News, analysis and personal reflections on the markets & the financial sector

Thursday, February 4, 2021

Robinhood : payment for order flow

(source: WSJ, Feb 4, 2021) The Reddit-fueled frenzy in stocks such as GameStop Corp. and AMC Entertainment Holdings Inc. is prompting calls for regulators to reconsider a decades-old practice in the U.S. stock market: payment for order flow.

The practice, in which high-speed trading firms pay brokerages for the right to execute orders submitted by mom-and-pop investors, has long been controversial. Some say it warps the incentives of brokers and encourages them to maximize their revenue at the expense of customers. Supporters, including many brokers and trading firms, say it is misunderstood and helps ensure that investors get seamless executions and good prices on their trades.

Either way, it is big money. Last year, brokerages such as Charles Schwab Corp. , TD Ameritrade, Robinhood Markets Inc. and E*Trade collected nearly $2.6 billion in payments for stock and option orders, according to an analysis of company filings by JMP Securities. The biggest sources of the payments were electronic trading firms such as Citadel Securities, Susquehanna International Group LLP and Virtu Financial Inc.
 

Payment for order flow helped set the stage for the manic trading in GameStop, whose shares began the year around $18, surged to a record close of $347.51 on Jan. 27 and ended Wednesday’s session at $92.41.

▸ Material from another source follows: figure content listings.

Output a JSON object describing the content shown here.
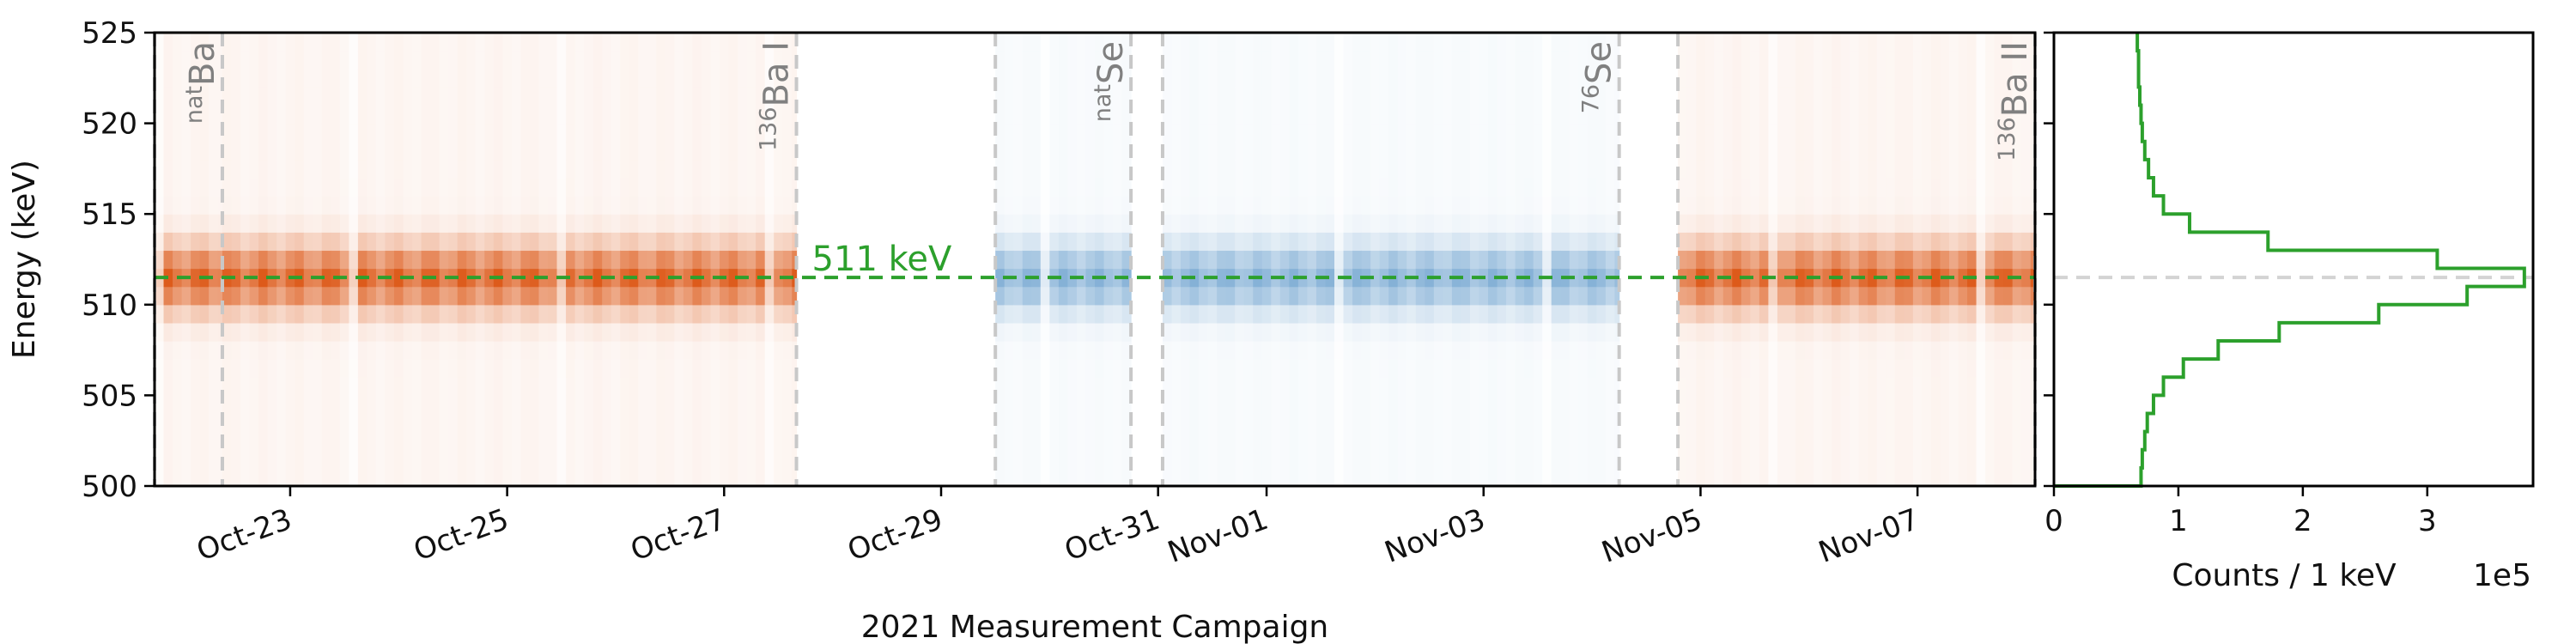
{
  "chart_data": [
    {
      "type": "heatmap",
      "xlabel": "2021 Measurement Campaign",
      "ylabel": "Energy (keV)",
      "ylim": [
        500,
        525
      ],
      "x_range": [
        "2021-10-21T18:00",
        "2021-11-08T02:00"
      ],
      "x_ticks": [
        {
          "date": "2021-10-23",
          "label": "Oct-23"
        },
        {
          "date": "2021-10-25",
          "label": "Oct-25"
        },
        {
          "date": "2021-10-27",
          "label": "Oct-27"
        },
        {
          "date": "2021-10-29",
          "label": "Oct-29"
        },
        {
          "date": "2021-10-31",
          "label": "Oct-31"
        },
        {
          "date": "2021-11-01",
          "label": "Nov-01"
        },
        {
          "date": "2021-11-03",
          "label": "Nov-03"
        },
        {
          "date": "2021-11-05",
          "label": "Nov-05"
        },
        {
          "date": "2021-11-07",
          "label": "Nov-07"
        }
      ],
      "y_ticks": [
        500,
        505,
        510,
        515,
        520,
        525
      ],
      "runs": [
        {
          "sup": "nat",
          "name": "Ba",
          "start": "2021-10-21T18:00",
          "end": "2021-10-22T09:00",
          "colormap": "orange"
        },
        {
          "sup": "136",
          "name": "Ba I",
          "start": "2021-10-22T09:00",
          "end": "2021-10-27T16:00",
          "colormap": "orange"
        },
        {
          "sup": "nat",
          "name": "Se",
          "start": "2021-10-29T12:00",
          "end": "2021-10-30T18:00",
          "colormap": "blue"
        },
        {
          "sup": "76",
          "name": "Se",
          "start": "2021-10-31T01:00",
          "end": "2021-11-04T06:00",
          "colormap": "blue"
        },
        {
          "sup": "136",
          "name": "Ba II",
          "start": "2021-11-04T19:00",
          "end": "2021-11-08T02:00",
          "colormap": "orange"
        }
      ],
      "peak_energy": 511,
      "peak_line": {
        "value": 511.5,
        "label": "511 keV",
        "color": "#2ca02c"
      },
      "colors": {
        "orange": "#d94801",
        "blue": "#2171b5",
        "boundary": "#c8c8c8"
      }
    },
    {
      "type": "line",
      "xlabel": "Counts / 1 keV",
      "x_scale_label": "1e5",
      "ylim": [
        500,
        525
      ],
      "xlim": [
        0,
        3.85
      ],
      "x_ticks": [
        0,
        1,
        2,
        3
      ],
      "color": "#2ca02c",
      "reference_line": 511.5,
      "bins": [
        {
          "lo": 500,
          "hi": 501,
          "value": 0.7
        },
        {
          "lo": 501,
          "hi": 502,
          "value": 0.71
        },
        {
          "lo": 502,
          "hi": 503,
          "value": 0.73
        },
        {
          "lo": 503,
          "hi": 504,
          "value": 0.75
        },
        {
          "lo": 504,
          "hi": 505,
          "value": 0.8
        },
        {
          "lo": 505,
          "hi": 506,
          "value": 0.88
        },
        {
          "lo": 506,
          "hi": 507,
          "value": 1.04
        },
        {
          "lo": 507,
          "hi": 508,
          "value": 1.32
        },
        {
          "lo": 508,
          "hi": 509,
          "value": 1.81
        },
        {
          "lo": 509,
          "hi": 510,
          "value": 2.61
        },
        {
          "lo": 510,
          "hi": 511,
          "value": 3.32
        },
        {
          "lo": 511,
          "hi": 512,
          "value": 3.78
        },
        {
          "lo": 512,
          "hi": 513,
          "value": 3.08
        },
        {
          "lo": 513,
          "hi": 514,
          "value": 1.72
        },
        {
          "lo": 514,
          "hi": 515,
          "value": 1.09
        },
        {
          "lo": 515,
          "hi": 516,
          "value": 0.88
        },
        {
          "lo": 516,
          "hi": 517,
          "value": 0.8
        },
        {
          "lo": 517,
          "hi": 518,
          "value": 0.76
        },
        {
          "lo": 518,
          "hi": 519,
          "value": 0.73
        },
        {
          "lo": 519,
          "hi": 520,
          "value": 0.71
        },
        {
          "lo": 520,
          "hi": 521,
          "value": 0.7
        },
        {
          "lo": 521,
          "hi": 522,
          "value": 0.69
        },
        {
          "lo": 522,
          "hi": 523,
          "value": 0.68
        },
        {
          "lo": 523,
          "hi": 524,
          "value": 0.68
        },
        {
          "lo": 524,
          "hi": 525,
          "value": 0.67
        }
      ]
    }
  ]
}
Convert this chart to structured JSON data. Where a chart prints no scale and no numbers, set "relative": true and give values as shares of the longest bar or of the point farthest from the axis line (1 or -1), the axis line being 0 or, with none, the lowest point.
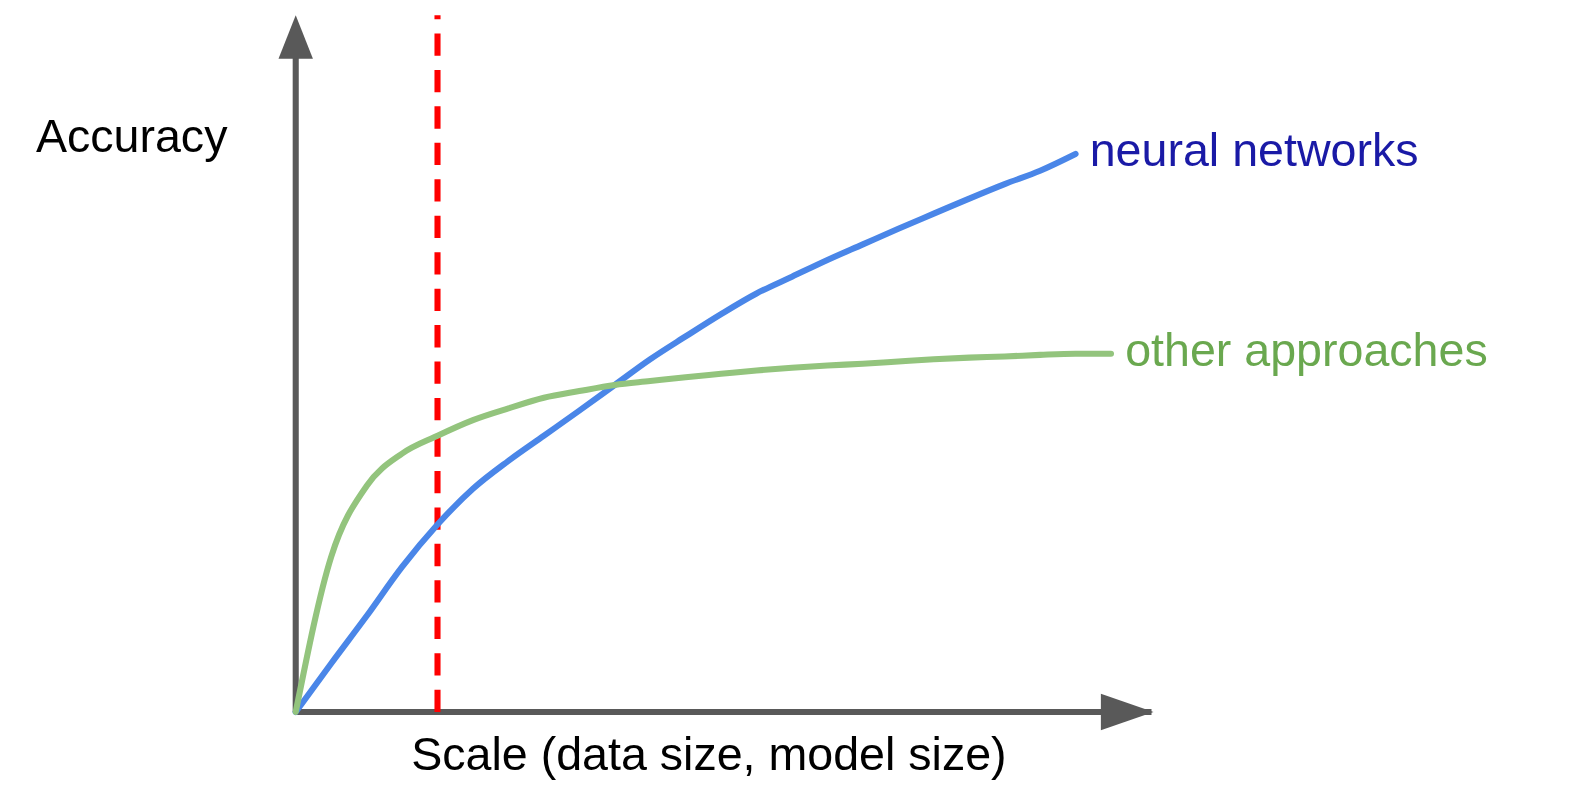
{
  "chart_data": {
    "type": "line",
    "relative": true,
    "xlabel": "Scale (data size, model size)",
    "ylabel": "Accuracy",
    "categories": [
      null,
      null,
      null,
      null,
      null,
      null,
      null,
      null,
      null,
      null,
      null,
      null,
      null,
      null,
      null,
      null,
      null,
      null,
      null,
      null,
      null,
      null,
      null,
      null
    ],
    "series": [
      {
        "name": "neural networks",
        "color": "#4a86e8",
        "values": [
          0,
          0.087,
          0.172,
          0.26,
          0.336,
          0.4,
          0.45,
          0.495,
          0.54,
          0.586,
          0.632,
          0.673,
          0.713,
          0.75,
          0.78,
          0.81,
          0.838,
          0.866,
          0.893,
          0.92,
          0.946,
          0.97,
          1,
          null
        ]
      },
      {
        "name": "other approaches",
        "color": "#93c47d",
        "values": [
          0,
          0.278,
          0.405,
          0.463,
          0.495,
          0.523,
          0.544,
          0.563,
          0.575,
          0.586,
          0.593,
          0.6,
          0.606,
          0.612,
          0.617,
          0.621,
          0.624,
          0.628,
          0.632,
          0.635,
          0.637,
          0.64,
          0.642,
          0.642
        ]
      }
    ]
  }
}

That is because payment for order flow made it possible for the U.S. brokerage industry to shift to zero-commission trades in late 2019. No longer needing to pay a fee on stock transactions and empowered by easy-to-use trading apps like Robinhood, individual investors poured into stocks and options at record levels last year. More recently, they snapped up stocks like GameStop that were being touted on Reddit and other social-media platforms.


 
 
Ken Griffin

Citadel Securities, the electronic-trading firm owned by hedge-fund billionaire Ken Griffin, has played a quiet but critical role in the frenzy of the last two weeks.

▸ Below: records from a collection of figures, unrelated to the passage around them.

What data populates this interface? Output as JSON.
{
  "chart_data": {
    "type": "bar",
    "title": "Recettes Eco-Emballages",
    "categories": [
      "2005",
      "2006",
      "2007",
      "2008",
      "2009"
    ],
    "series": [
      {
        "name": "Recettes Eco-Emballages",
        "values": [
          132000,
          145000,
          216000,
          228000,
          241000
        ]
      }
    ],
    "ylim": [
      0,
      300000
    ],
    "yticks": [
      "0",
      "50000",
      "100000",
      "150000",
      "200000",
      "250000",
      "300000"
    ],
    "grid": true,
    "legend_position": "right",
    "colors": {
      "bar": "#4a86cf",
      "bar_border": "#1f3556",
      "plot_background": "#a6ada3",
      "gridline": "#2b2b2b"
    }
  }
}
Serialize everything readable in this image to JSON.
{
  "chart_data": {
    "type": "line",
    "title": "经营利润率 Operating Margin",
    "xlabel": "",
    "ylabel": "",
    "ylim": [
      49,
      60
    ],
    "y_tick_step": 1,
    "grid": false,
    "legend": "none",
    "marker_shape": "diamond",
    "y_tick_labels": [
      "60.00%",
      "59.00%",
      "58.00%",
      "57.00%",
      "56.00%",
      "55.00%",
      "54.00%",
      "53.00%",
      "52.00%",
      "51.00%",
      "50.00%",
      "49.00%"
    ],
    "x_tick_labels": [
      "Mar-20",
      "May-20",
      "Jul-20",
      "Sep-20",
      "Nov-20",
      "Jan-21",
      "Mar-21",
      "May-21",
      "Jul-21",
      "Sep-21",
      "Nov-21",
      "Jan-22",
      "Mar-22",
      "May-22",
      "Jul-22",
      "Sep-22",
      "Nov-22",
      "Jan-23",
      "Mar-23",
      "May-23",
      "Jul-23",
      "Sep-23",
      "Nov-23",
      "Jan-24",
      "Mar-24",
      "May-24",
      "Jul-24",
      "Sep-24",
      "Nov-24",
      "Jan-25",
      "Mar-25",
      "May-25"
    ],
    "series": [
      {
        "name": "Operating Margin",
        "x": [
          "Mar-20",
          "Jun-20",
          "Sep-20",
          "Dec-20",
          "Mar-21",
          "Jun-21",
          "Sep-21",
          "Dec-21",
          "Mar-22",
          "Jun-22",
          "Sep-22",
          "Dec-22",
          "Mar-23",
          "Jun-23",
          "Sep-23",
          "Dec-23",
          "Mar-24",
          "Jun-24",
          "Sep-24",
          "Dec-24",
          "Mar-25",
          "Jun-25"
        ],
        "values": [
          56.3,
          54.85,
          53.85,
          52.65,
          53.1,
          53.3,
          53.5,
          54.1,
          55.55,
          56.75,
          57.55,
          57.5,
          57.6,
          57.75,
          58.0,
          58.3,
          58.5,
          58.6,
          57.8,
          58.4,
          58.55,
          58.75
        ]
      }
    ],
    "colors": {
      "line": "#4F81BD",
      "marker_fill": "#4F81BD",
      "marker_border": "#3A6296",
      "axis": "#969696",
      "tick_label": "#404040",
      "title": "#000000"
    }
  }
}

The firm—an affiliate of Mr. Griffin’s hedge fund, Citadel—executes orders placed by customers of Robinhood Markets Inc., TD Ameritrade and other online brokerages that have enjoyed surging volumes during the coronavirus pandemic.

Citadel Securities makes money by selling stocks or options for slightly more than it’s willing to buy them. The difference is often just a fraction of a penny per share. But repeated millions of times a day, it adds up to serious money.

Last year, net trading revenue at Citadel Securities was $6.7 billion, almost double the previous high in 2018, a person familiar with the matter said.